Saturday brought more evidence of how differently President Obama and congressional Republicans will approach this crucial election year, with the White House turning attention to its economic and income-equality agenda while the GOP remains focused on the health-care reform law and its fallout across the country.

In his weekly address, the president again pushed for a minimum wage hike — from $7.25 to $10.10 — for all Americans and highlighted the fact that he recently implemented such a pay raise for federal contractors through executive action.

But Rep. Tom Rooney, a Florida Republican who gave this week’s GOP address, didn’t mention the president’s minimum-wage push or any related issue, choosing instead to focus entirely on Obamacare.
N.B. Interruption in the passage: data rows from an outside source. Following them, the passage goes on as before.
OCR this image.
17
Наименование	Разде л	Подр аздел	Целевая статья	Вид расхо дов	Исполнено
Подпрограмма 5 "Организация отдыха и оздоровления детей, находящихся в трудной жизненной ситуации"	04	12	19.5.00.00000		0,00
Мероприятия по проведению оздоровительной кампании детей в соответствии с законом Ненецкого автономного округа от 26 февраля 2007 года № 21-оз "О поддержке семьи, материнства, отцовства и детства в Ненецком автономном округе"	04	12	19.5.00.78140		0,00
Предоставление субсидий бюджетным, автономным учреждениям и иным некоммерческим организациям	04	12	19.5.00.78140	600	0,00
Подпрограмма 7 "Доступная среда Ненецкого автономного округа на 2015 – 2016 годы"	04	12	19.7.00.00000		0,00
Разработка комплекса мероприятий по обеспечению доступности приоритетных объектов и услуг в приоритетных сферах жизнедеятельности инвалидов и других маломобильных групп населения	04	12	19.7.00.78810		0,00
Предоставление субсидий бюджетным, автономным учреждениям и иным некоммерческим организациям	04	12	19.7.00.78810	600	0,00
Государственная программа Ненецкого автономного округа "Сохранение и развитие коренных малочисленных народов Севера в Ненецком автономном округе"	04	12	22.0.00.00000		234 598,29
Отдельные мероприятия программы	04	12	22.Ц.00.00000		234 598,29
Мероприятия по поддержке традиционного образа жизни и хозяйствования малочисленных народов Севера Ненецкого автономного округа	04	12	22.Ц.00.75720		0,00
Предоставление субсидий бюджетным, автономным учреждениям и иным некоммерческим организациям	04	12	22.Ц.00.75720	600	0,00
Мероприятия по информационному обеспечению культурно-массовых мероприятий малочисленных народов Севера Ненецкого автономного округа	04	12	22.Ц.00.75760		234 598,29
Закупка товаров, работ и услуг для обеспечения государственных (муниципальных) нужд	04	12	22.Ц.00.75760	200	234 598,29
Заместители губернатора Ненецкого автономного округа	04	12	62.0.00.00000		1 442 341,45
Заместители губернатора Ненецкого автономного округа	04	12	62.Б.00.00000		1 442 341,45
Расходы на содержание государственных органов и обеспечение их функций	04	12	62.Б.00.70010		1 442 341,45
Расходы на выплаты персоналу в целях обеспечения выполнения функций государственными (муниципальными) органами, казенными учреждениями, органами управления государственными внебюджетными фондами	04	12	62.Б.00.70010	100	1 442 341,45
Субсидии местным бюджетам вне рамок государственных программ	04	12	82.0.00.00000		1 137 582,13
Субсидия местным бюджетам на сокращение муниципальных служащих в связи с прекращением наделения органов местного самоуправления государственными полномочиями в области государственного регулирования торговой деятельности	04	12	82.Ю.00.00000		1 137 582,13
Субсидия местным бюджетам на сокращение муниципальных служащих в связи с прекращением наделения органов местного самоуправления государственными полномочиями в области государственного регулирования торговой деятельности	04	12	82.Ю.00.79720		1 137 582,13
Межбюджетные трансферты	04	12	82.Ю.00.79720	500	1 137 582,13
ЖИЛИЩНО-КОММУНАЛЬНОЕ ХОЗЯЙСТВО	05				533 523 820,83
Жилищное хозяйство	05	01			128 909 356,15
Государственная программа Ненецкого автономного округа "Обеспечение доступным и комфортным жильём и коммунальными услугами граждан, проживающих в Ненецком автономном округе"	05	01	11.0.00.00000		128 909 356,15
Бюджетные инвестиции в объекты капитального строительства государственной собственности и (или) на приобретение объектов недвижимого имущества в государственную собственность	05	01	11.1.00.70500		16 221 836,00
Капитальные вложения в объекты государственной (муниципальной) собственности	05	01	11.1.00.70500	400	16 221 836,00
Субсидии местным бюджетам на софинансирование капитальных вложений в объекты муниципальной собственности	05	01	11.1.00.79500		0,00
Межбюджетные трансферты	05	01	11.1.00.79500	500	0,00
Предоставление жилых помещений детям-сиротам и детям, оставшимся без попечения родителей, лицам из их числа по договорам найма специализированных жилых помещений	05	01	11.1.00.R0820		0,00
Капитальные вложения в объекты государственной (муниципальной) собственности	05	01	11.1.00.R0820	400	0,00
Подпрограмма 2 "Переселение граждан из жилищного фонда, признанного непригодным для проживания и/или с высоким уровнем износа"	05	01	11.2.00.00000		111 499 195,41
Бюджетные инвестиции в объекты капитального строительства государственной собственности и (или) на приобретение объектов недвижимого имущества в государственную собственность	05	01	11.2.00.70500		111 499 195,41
The minimum wage increase for all Americans is a key piece of what Mr. Obama has dubbed the “opportunity agenda,” and unlike other parts of that agenda, it must go through Congress.
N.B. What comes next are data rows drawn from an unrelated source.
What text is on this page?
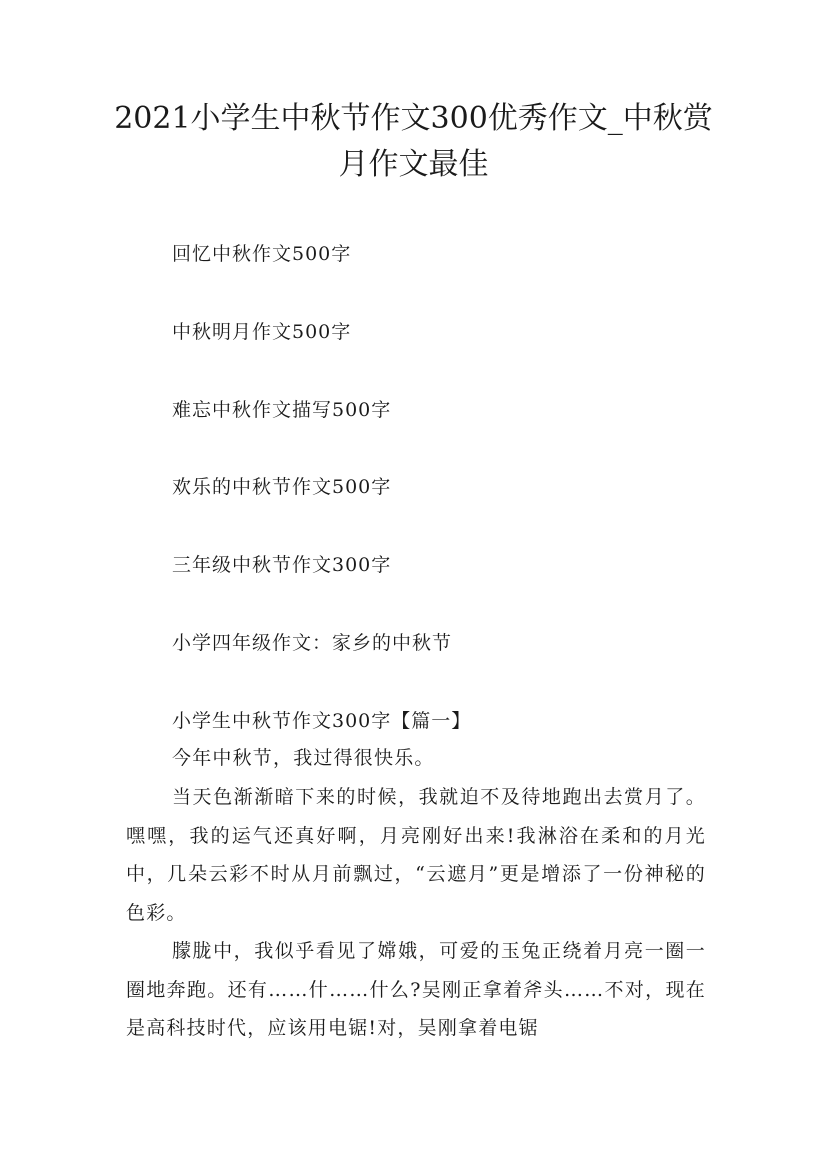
2021小学生中秋节作文300优秀作文_中秋赏月作文最佳

回忆中秋作文500字

中秋明月作文500字

难忘中秋作文描写500字

欢乐的中秋节作文500字

三年级中秋节作文300字

小学四年级作文：家乡的中秋节

小学生中秋节作文300字【篇一】

今年中秋节，我过得很快乐。

当天色渐渐暗下来的时候，我就迫不及待地跑出去赏月了。嘿嘿，我的运气还真好啊，月亮刚好出来!我淋浴在柔和的月光中，几朵云彩不时从月前飘过，“云遮月”更是增添了一份神秘的色彩。

朦胧中，我似乎看见了嫦娥，可爱的玉兔正绕着月亮一圈一圈地奔跑。还有……什……什么?吴刚正拿着斧头……不对，现在是高科技时代，应该用电锯!对，吴刚拿着电锯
“Raising the minimum wage wouldn’t just raise their wages — its effect would lift wages for about 28 million Americans,” the president said. “It would lift millions of Americans out of poverty and help millions more work their way out of poverty without requiring a single dollar in new taxes or spending. It will give more businesses more customers with more money to spend, and that means growing the economy for everyone. You deserve to know where the people who represent you stand on this. If they don’t support raising the federal minimum wage to $10.10 an hour, ask them ‘why not?’”
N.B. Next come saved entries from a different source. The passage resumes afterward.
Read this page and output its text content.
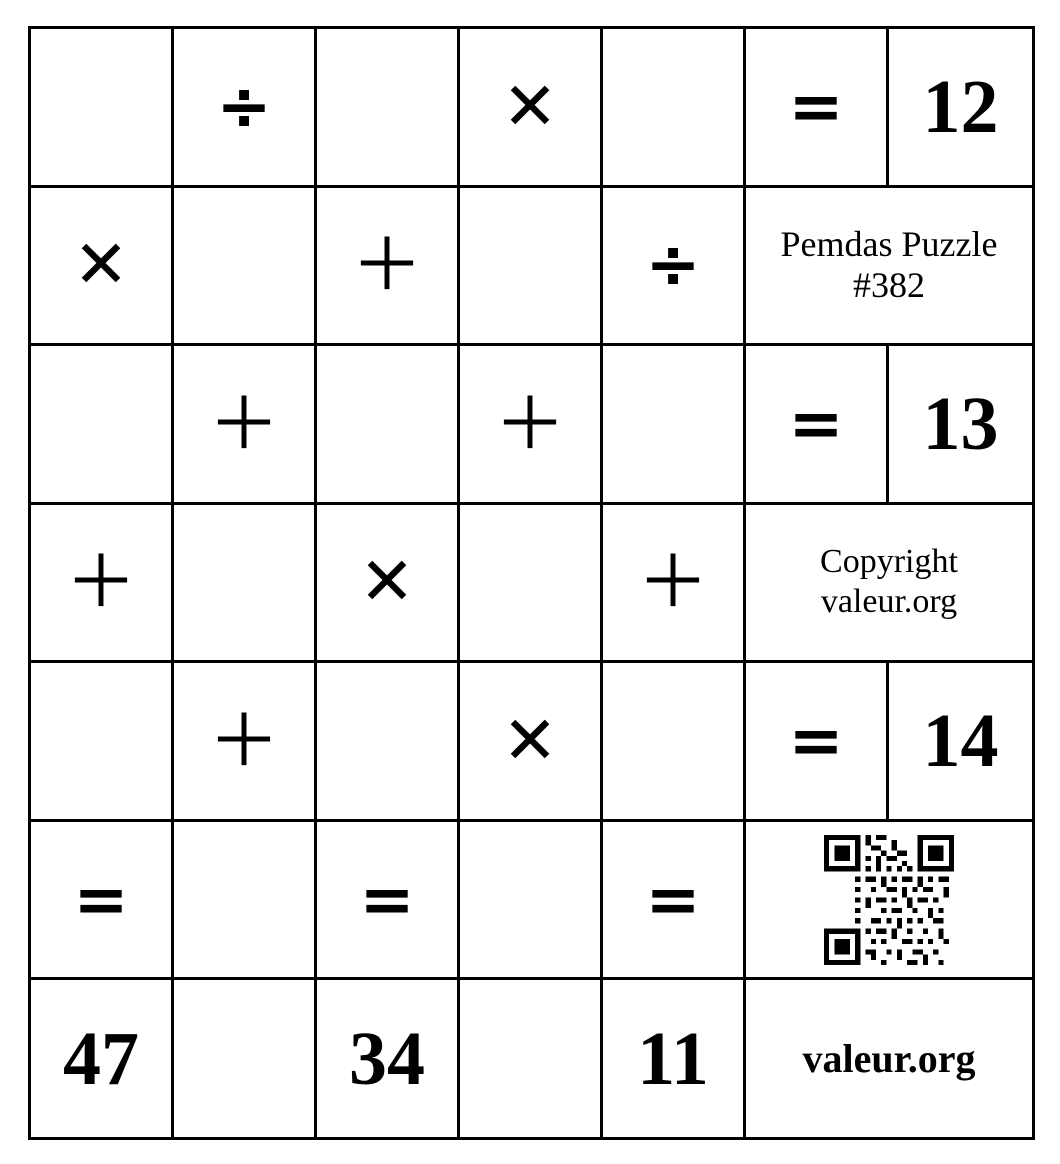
	÷		✕		=	12
✕		＋		÷	Pemdas Puzzle
#382	

	＋		＋		=	13
＋		✕		＋	Copyright
valeur.org	

	＋		✕		=	14
=		=		=	

47		34		11	valeur.org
Mr. Obama and fellow Democrats on the ballot this year want to make the minimum wage, and the broader issue of growing income inequality between the rich and poor in America, a top issue heading into the fall.

Meanwhile, Republicans are banking on the fact that Obamacare horror stories will continue to emerge between now and November, helping the party increase its majority in the House and possibly even capture the Senate.

“Constituents tell me they can no longer see the primary care physicians they have been going to for 10 and even 20 years. One woman told me that four of her specialists have already been dropped from her plan … In Florida’s heartland, seniors are now forced to drive an hour or more just to see a primary care doctor, let alone a specialist,” Mr. Rooney said. “This goes well beyond a glitch or a pocketbook issue. This is a breach of faith. The president’s promises have proven false for working families, and now they are proving false for our seniors as well.”

Mr. Rooney also called on colleagues and American citizens to “work together to repeal this law,” even though that effort has failed more than 40 times in the past.